Here is a sample of the eggs laid by our Ameraucana flock.
We are very pleased with the progress of our Ameraucana egg color and size. Although the breed is known and accepted to lay varying shades of blue and green hues of medium size, we specifically select for a large, dark, saturated sky blue colored egg.
Unfortunately, it is still possible for our line of Ameraucana to produce a white egg layer every now and then. This is due to the many genetics that play a role in the make up of the blue egg color. Some of our birds are heterozygous (O/o+) for the blue egg color gene. This means they lay a blue egg as the blue gene is dominant (O) over the white recessive (o+) gene, but can pass their white recessive gene on to their offspring. If bred to another heterozygous bird, the offspring will have a 25% chance of becoming a recessive dominate carrier (o+/o+) of the white gene allowing them to produce white eggs instead of blue. These birds are still pure Ameraucana and will conform to the APA's Standard of Perfection for the breed, but will lack the ability to produce the desired blue eggs that the breed is known for. These birds should not be bred forward if it all possible.
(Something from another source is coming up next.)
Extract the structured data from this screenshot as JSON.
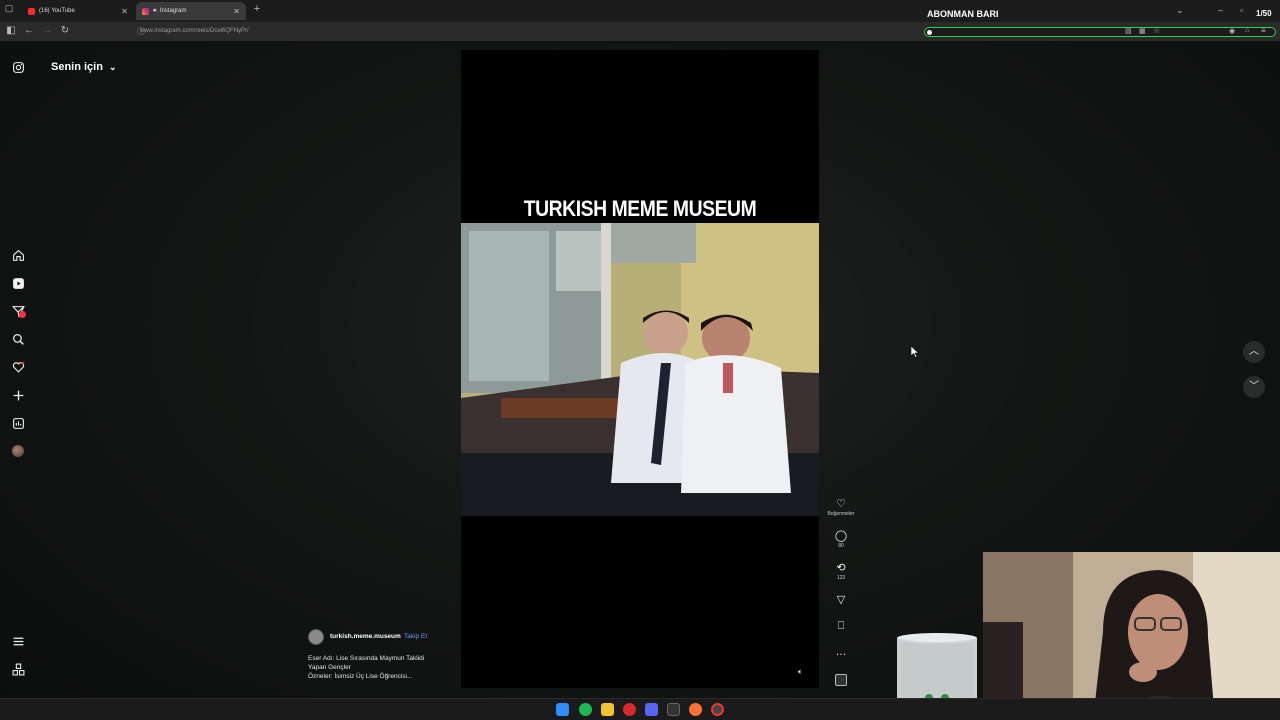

Deer Run Farm is working diligently to identify and remove these birds to thoroughly transition the flock into becoming a totally homozygous blue egg flock (anticipated Spring of 2024). Most Ameraucana breeders aren't as aware of the genetic makeup in their flocks so we recommend asking before making your purchase.
Our line of Ameraucana have an excellent lay rate. They are the first birds to start laying in the spring. The breed isn't known for large eggs. By hatching out only the largest eggs over several generations we are increasing the egg size of our flock. At this point in our breeding program, pullet eggs still average a USDA medium size. In general, egg size continues to increase with the age of the hen with adults laying a large egg.
Here is a picture of day old Ameraucana chicks. Even their down has muffs and a beard!
Deer Run Farm employs flock breeding, so when you place an order for day old chicks you will get a mixture of Black Ameraucana and Blue Ameraucana chicks, and occassionally, a Splash Ameraucana chick. Basically, whatever black/blue/splash color ratio hatches out that week.